9 November 2012, dusan

“Bernard Stiegler is one of the most original philosophers writing today about new technologies and their implications for social, political and personal life. Drawing on sources ranging from Plato and Marx to Freud, Heidegger and Derrida, he develops a highly original account of technology as grammatology, as a technics of writing that constitutes our experience of time, memory and desire, even of life itself. Society and our place within it are shaped by technical reproduction which can both expand and restrict the horizons and possibilities of human agency and experience.

In the three volumes of Disbelief and Discredit Stiegler argues that this process of technical reproduction has become dangerously divorced from its role in the constitution of human experience. Radically challenging the optimistic view of new technologies as facilitators of learning and progress, he argues new marketing techniques short-circuit thought and disenfranchise consumers, programming them to seek short-term gratification. These practices of ‘libidinal economics’ have profound consequences for nature of human desire and they underpin the social and psychological malaise of contemporary industrial society.

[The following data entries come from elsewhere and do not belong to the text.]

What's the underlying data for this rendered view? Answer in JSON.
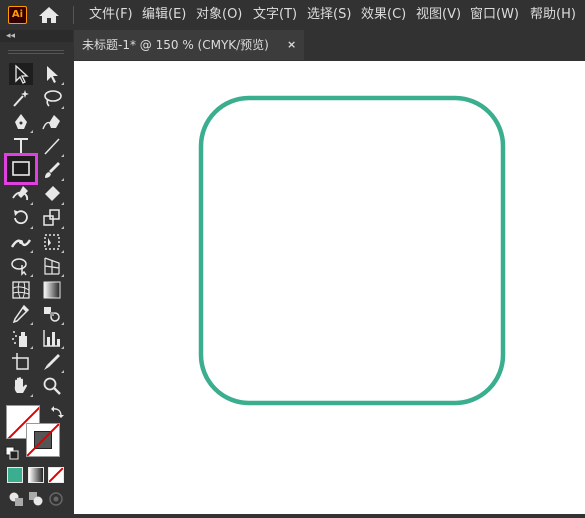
{
  "app": {
    "logo_text": "Ai",
    "brand_color": "#ff9a00",
    "home_icon": "home-icon"
  },
  "menu": [
    "文件(F)",
    "编辑(E)",
    "对象(O)",
    "文字(T)",
    "选择(S)",
    "效果(C)",
    "视图(V)",
    "窗口(W)",
    "帮助(H)"
  ],
  "panel": {
    "collapse_glyph": "◂◂"
  },
  "document_tab": {
    "title": "未标题-1* @ 150 % (CMYK/预览)",
    "close": "×"
  },
  "tools": [
    "selection-tool",
    "direct-selection-tool",
    "magic-wand-tool",
    "lasso-tool",
    "pen-tool",
    "curvature-tool",
    "type-tool",
    "line-segment-tool",
    "rectangle-tool",
    "paintbrush-tool",
    "shaper-tool",
    "eraser-tool",
    "rotate-tool",
    "scale-tool",
    "width-tool",
    "free-transform-tool",
    "shape-builder-tool",
    "perspective-grid-tool",
    "mesh-tool",
    "gradient-tool",
    "eyedropper-tool",
    "blend-tool",
    "symbol-sprayer-tool",
    "column-graph-tool",
    "artboard-tool",
    "slice-tool",
    "hand-tool",
    "zoom-tool"
  ],
  "selected_tool": "rectangle-tool",
  "colors": {
    "highlight": "#e040e0",
    "stroke": "#3aae8e",
    "fill_none_line": "#e00000",
    "canvas": "#ffffff"
  },
  "artwork": {
    "shape": "rounded-rectangle",
    "stroke_color": "#3aae8e",
    "fill": "none"
  }
}
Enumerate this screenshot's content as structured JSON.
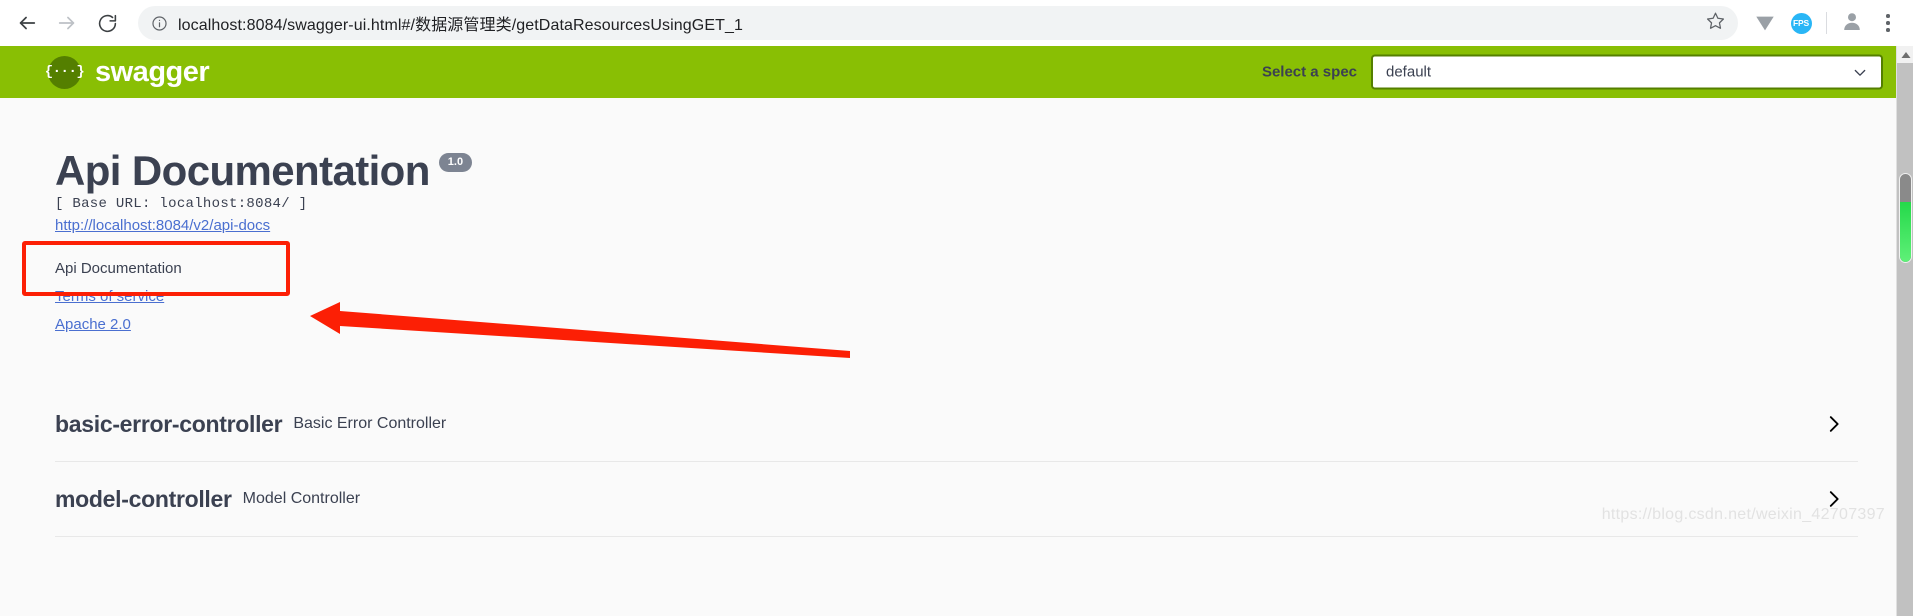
{
  "browser": {
    "back_label": "Back",
    "forward_label": "Forward",
    "reload_label": "Reload",
    "info_icon": "info-circle-icon",
    "url_scheme_host": "localhost:8084",
    "url_path": "/swagger-ui.html#/数据源管理类/getDataResourcesUsingGET_1",
    "url_full": "localhost:8084/swagger-ui.html#/数据源管理类/getDataResourcesUsingGET_1",
    "star_icon": "star-outline-icon",
    "extensions": [
      {
        "name": "vue-devtools-icon",
        "label": "V"
      },
      {
        "name": "fps-meter-icon",
        "label": "FPS"
      }
    ],
    "avatar_icon": "user-avatar-icon",
    "menu_icon": "three-dot-menu-icon"
  },
  "topbar": {
    "logo_glyph": "{···}",
    "logo_text": "swagger",
    "spec_label": "Select a spec",
    "spec_selected": "default",
    "spec_chevron": "chevron-down-icon"
  },
  "info": {
    "title": "Api Documentation",
    "version": "1.0",
    "base_url": "[ Base URL: localhost:8084/ ]",
    "api_docs_link": "http://localhost:8084/v2/api-docs",
    "description": "Api Documentation",
    "terms_link": "Terms of service",
    "license_link": "Apache 2.0"
  },
  "tags": [
    {
      "name": "basic-error-controller",
      "description": "Basic Error Controller",
      "chevron": "chevron-right-icon"
    },
    {
      "name": "model-controller",
      "description": "Model Controller",
      "chevron": "chevron-right-icon"
    }
  ],
  "annotations": {
    "highlight_color": "#fc1f05",
    "box_target": "api-docs-url",
    "arrow_direction": "left"
  },
  "watermark": "https://blog.csdn.net/weixin_42707397",
  "colors": {
    "swagger_green": "#89bf04",
    "logo_dark_green": "#547f00",
    "text_dark": "#3b4151",
    "link_blue": "#4a6fd0",
    "badge_gray": "#7d8492",
    "annotation_red": "#fc1f05"
  }
}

In this opening volume Stiegler argues that the industrial model implemented since the beginning of the twentieth century has become obsolete, leading capitalist democracies to an impasse. A sign of this impasse and of the decadence to which it leads is the banalization of consumers who become ensnared in a perpetual cycle of consumption. This is the new proletarianization of the technologically infused, hyper-industrial capitalism of today. It produces a society cut off from its past and its future, stultifying human development and turning democracy into a farce in which disbelief and discredit inevitably arise.”

First published in French as Mécréance et Discrédit: Tome 1, La décadence des démocraties industrielles, Galilée, 2004.

Translated by Daniel Ross and Suzanne Arnold
Publisher Polity, 2011
ISBN 0745648096, 9780745648095
200 pages

Review: Tom Bunyard (Radical Philosophy, 2012).